Morphobathymetry, a versatile and invaluable hydrographic resource, enriches scientific investigations and deepens our understanding of the Antarctic region across a range of scientific disciplines. Its use benefits scientific disciplines such as geophysics and geodynamics, integrating with other fields of research, revealing complex relationships between the seabed and oceanographic and biological phenomena. The interconnections between seafloor shape, ocean-atmosphere dynamics, and biogeochemical interactions unveil indeed a new dimension of understanding. Despite data quality does not often meet IHO standards, often due to vessel speed, and the challenges of collecting high-quality data during transits, we emphasize the value of these efforts. ISOBATA's data from Laura Bassi's recent Antarctic expeditions, although insufficient for a comprehensive mapping, effectively fills critical bathymetric gaps in areas typified by remarkable and previously unknown tectonic features.

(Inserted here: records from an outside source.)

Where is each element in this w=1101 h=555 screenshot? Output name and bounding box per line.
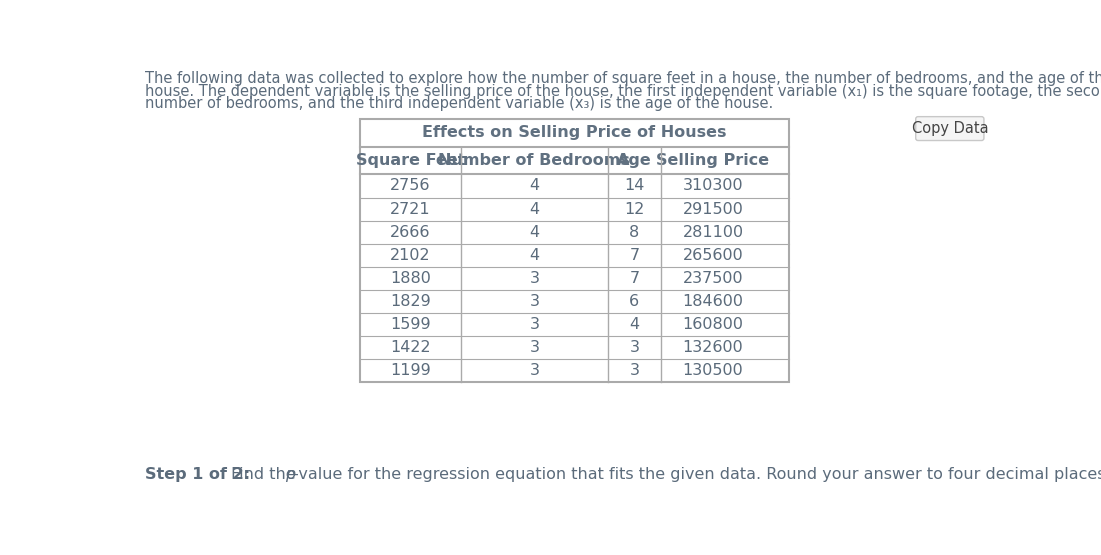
Text: 4: 4 (530, 225, 539, 240)
Text: Selling Price: Selling Price (656, 153, 770, 168)
Text: 237500: 237500 (683, 271, 743, 286)
Text: 4: 4 (530, 248, 539, 263)
Text: Age: Age (617, 153, 652, 168)
Text: 4: 4 (630, 317, 640, 332)
Text: 132600: 132600 (683, 340, 743, 355)
Text: Square Feet: Square Feet (356, 153, 466, 168)
Text: 2666: 2666 (390, 225, 430, 240)
Text: 1880: 1880 (390, 271, 430, 286)
Text: 1422: 1422 (390, 340, 430, 355)
Text: Number of Bedrooms: Number of Bedrooms (438, 153, 631, 168)
Text: number of bedrooms, and the third independent variable (x₃) is the age of the ho: number of bedrooms, and the third indepe… (145, 96, 774, 111)
FancyBboxPatch shape (916, 117, 984, 140)
Text: 6: 6 (630, 294, 640, 309)
Text: 3: 3 (530, 364, 539, 379)
Text: 3: 3 (530, 317, 539, 332)
Text: Effects on Selling Price of Houses: Effects on Selling Price of Houses (422, 125, 727, 140)
Text: 265600: 265600 (683, 248, 743, 263)
Text: 2721: 2721 (390, 201, 430, 216)
Text: 4: 4 (530, 179, 539, 194)
Text: 130500: 130500 (683, 364, 743, 379)
Text: 7: 7 (630, 248, 640, 263)
Text: 281100: 281100 (683, 225, 743, 240)
Text: p: p (285, 467, 295, 482)
Text: Step 1 of 2:: Step 1 of 2: (145, 467, 257, 482)
Text: 184600: 184600 (683, 294, 743, 309)
Text: 3: 3 (630, 364, 640, 379)
Text: Find the: Find the (231, 467, 301, 482)
Bar (360, 119, 788, 382)
Text: 14: 14 (624, 179, 644, 194)
Text: 8: 8 (630, 225, 640, 240)
Text: 7: 7 (630, 271, 640, 286)
Text: 1599: 1599 (390, 317, 430, 332)
Text: 12: 12 (624, 201, 644, 216)
Text: 1829: 1829 (390, 294, 430, 309)
Text: 310300: 310300 (683, 179, 743, 194)
Text: 3: 3 (530, 340, 539, 355)
Text: 2102: 2102 (390, 248, 430, 263)
Text: 3: 3 (630, 340, 640, 355)
Text: The following data was collected to explore how the number of square feet in a h: The following data was collected to expl… (145, 71, 1101, 86)
Text: 291500: 291500 (683, 201, 743, 216)
Text: 4: 4 (530, 201, 539, 216)
Text: -value for the regression equation that fits the given data. Round your answer t: -value for the regression equation that … (293, 467, 1101, 482)
Text: 1199: 1199 (390, 364, 430, 379)
Text: 2756: 2756 (390, 179, 430, 194)
Text: 3: 3 (530, 294, 539, 309)
Text: 160800: 160800 (683, 317, 743, 332)
Text: 3: 3 (530, 271, 539, 286)
Text: Copy Data: Copy Data (912, 121, 988, 136)
Text: house. The dependent variable is the selling price of the house, the first indep: house. The dependent variable is the sel… (145, 84, 1101, 99)
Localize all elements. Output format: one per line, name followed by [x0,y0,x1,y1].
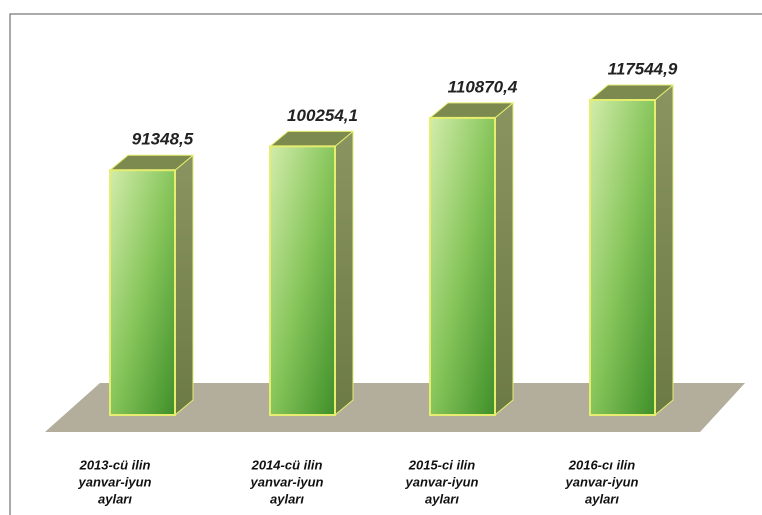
category-label: 2014-cü ilin [251,457,323,472]
category-label: 2016-cı ilin [568,457,636,472]
value-label: 91348,5 [132,130,194,149]
category-label: 2013-cü ilin [79,457,151,472]
category-label: yanvar-iyun [565,474,639,489]
category-label: ayları [585,491,619,506]
bar-front [269,145,336,416]
bar-side [334,130,354,417]
bar-front [589,99,656,416]
category-label: yanvar-iyun [250,474,324,489]
category-label: ayları [98,491,132,506]
value-label: 100254,1 [287,106,358,125]
category-label: ayları [270,491,304,506]
bar-front [429,116,496,416]
bar-front [109,169,176,416]
category-label: yanvar-iyun [405,474,479,489]
category-label: 2015-ci ilin [408,457,476,472]
value-label: 117544,9 [608,59,678,78]
category-label: yanvar-iyun [78,474,152,489]
bar [108,154,195,417]
floor [45,383,745,432]
bar-side [494,101,514,417]
frame [9,13,762,515]
value-label: 110870,4 [448,77,518,96]
bar-side [654,83,674,417]
bar [268,130,355,417]
bar [428,101,515,417]
bar-side [174,154,194,417]
bar [588,83,675,417]
category-label: ayları [425,491,459,506]
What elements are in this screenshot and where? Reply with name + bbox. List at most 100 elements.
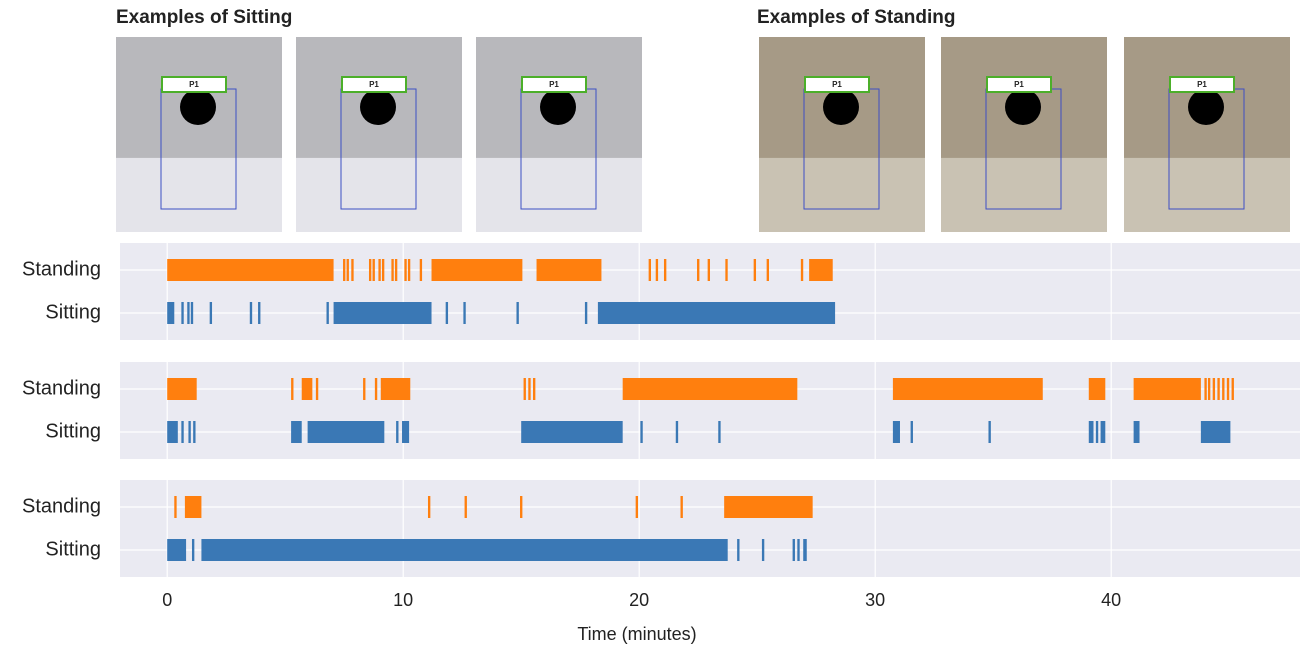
activity-segment — [404, 259, 406, 281]
activity-segment — [378, 259, 380, 281]
activity-segment — [533, 378, 535, 400]
activity-segment — [797, 539, 799, 561]
activity-segment — [428, 496, 430, 518]
x-axis-label: Time (minutes) — [577, 624, 696, 644]
example-title: Examples of Sitting — [116, 7, 292, 28]
activity-segment — [697, 259, 699, 281]
face-mask — [540, 89, 576, 125]
activity-segment — [351, 259, 353, 281]
activity-segment — [676, 421, 678, 443]
activity-segment — [1222, 378, 1224, 400]
face-mask — [360, 89, 396, 125]
activity-segment — [363, 378, 365, 400]
activity-segment — [1201, 421, 1231, 443]
activity-segment — [724, 496, 813, 518]
row-label: Sitting — [45, 301, 101, 323]
activity-segment — [803, 539, 807, 561]
activity-segment — [725, 259, 727, 281]
activity-segment — [649, 259, 651, 281]
activity-segment — [1213, 378, 1215, 400]
face-mask — [180, 89, 216, 125]
tag: P1 — [369, 80, 379, 89]
activity-segment — [656, 259, 658, 281]
activity-segment — [911, 421, 913, 443]
activity-segment — [192, 539, 194, 561]
activity-segment — [737, 539, 739, 561]
activity-segment — [188, 421, 190, 443]
activity-segment — [585, 302, 587, 324]
activity-segment — [181, 302, 183, 324]
activity-segment — [381, 378, 411, 400]
activity-segment — [167, 378, 197, 400]
tag: P1 — [832, 80, 842, 89]
activity-segment — [1101, 421, 1106, 443]
activity-segment — [463, 302, 465, 324]
activity-segment — [1204, 378, 1206, 400]
activity-segment — [167, 259, 333, 281]
tag: P1 — [189, 80, 199, 89]
activity-segment — [167, 539, 186, 561]
activity-segment — [420, 259, 422, 281]
face-mask — [823, 89, 859, 125]
activity-segment — [395, 259, 397, 281]
activity-segment — [988, 421, 990, 443]
activity-segment — [396, 421, 398, 443]
activity-segment — [521, 421, 622, 443]
row-label: Standing — [22, 258, 101, 280]
activity-segment — [516, 302, 518, 324]
face-mask — [1005, 89, 1041, 125]
activity-segment — [174, 496, 176, 518]
activity-segment — [308, 421, 385, 443]
panel-background — [120, 243, 1300, 340]
activity-segment — [185, 496, 202, 518]
activity-segment — [681, 496, 683, 518]
activity-segment — [801, 259, 803, 281]
photo-floor — [476, 158, 642, 232]
activity-segment — [327, 302, 329, 324]
activity-segment — [754, 259, 756, 281]
tag: P1 — [549, 80, 559, 89]
activity-segment — [382, 259, 384, 281]
activity-segment — [402, 421, 409, 443]
face-mask — [1188, 89, 1224, 125]
row-label: Sitting — [45, 538, 101, 560]
activity-segment — [598, 302, 835, 324]
activity-segment — [291, 378, 293, 400]
activity-segment — [375, 378, 377, 400]
activity-segment — [636, 496, 638, 518]
activity-segment — [302, 378, 313, 400]
activity-segment — [793, 539, 795, 561]
x-tick-label: 20 — [629, 590, 649, 610]
activity-segment — [250, 302, 252, 324]
activity-segment — [191, 302, 193, 324]
activity-segment — [718, 421, 720, 443]
activity-segment — [1232, 378, 1234, 400]
activity-segment — [408, 259, 410, 281]
activity-segment — [465, 496, 467, 518]
activity-segment — [767, 259, 769, 281]
activity-segment — [762, 539, 764, 561]
activity-segment — [893, 421, 900, 443]
activity-segment — [343, 259, 345, 281]
x-tick-label: 40 — [1101, 590, 1121, 610]
activity-segment — [187, 302, 189, 324]
activity-segment — [1089, 421, 1094, 443]
activity-segment — [623, 378, 798, 400]
row-label: Standing — [22, 495, 101, 517]
activity-segment — [334, 302, 432, 324]
activity-segment — [1089, 378, 1106, 400]
row-label: Standing — [22, 377, 101, 399]
tag: P1 — [1014, 80, 1024, 89]
activity-segment — [167, 421, 178, 443]
activity-segment — [1134, 421, 1140, 443]
photo-floor — [941, 158, 1107, 232]
activity-segment — [893, 378, 1043, 400]
photo-floor — [116, 158, 282, 232]
activity-segment — [446, 302, 448, 324]
activity-segment — [391, 259, 393, 281]
activity-segment — [373, 259, 375, 281]
activity-segment — [809, 259, 833, 281]
activity-segment — [347, 259, 349, 281]
activity-segment — [210, 302, 212, 324]
panel-background — [120, 362, 1300, 459]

The ISOBatA project, funded by the Italian National Antarctic Research Program (PNRA), spanned a two-year period with the aim of optimizing data collection on board the Italian icebreaker Laura Bassi during its transits in the Southern Ocean. The project focused on the acquisition of acoustic and magnetometric data, with an emphasis on morphobathymetry. ISOBatA used ship time to reduce the vessel’s speed and travel along preferential corridors designated to survey unexplored areas. Additionally, ISOBATA extensively leveraged metadata from previous PNRA expeditions and the IBCSO coverage map, enhancing research efficiency and increasing the amount, quality, and scientific value of gathered data. New insights from preliminary results of the ISOBATA project include: 1) In the Emerald FZ, data indicates depth differences of up to 1200 meters compared to the IBCSO map. 2) In the areas near the Italian moorings sites (Ross Sea), metadata from previous PNRA surveys were largely used in planning data collection. In the G site, spiral geometries generated gby gouging icebergs illustrate the interplay of tidal rise and geostrophic currents. In addition, it is worth noting that the sharing of collected data on an international scale makes a significant contribution to expanding our knowledge of the Antarctic seafloor, pushing the boundaries of scientific understanding in this crucial region.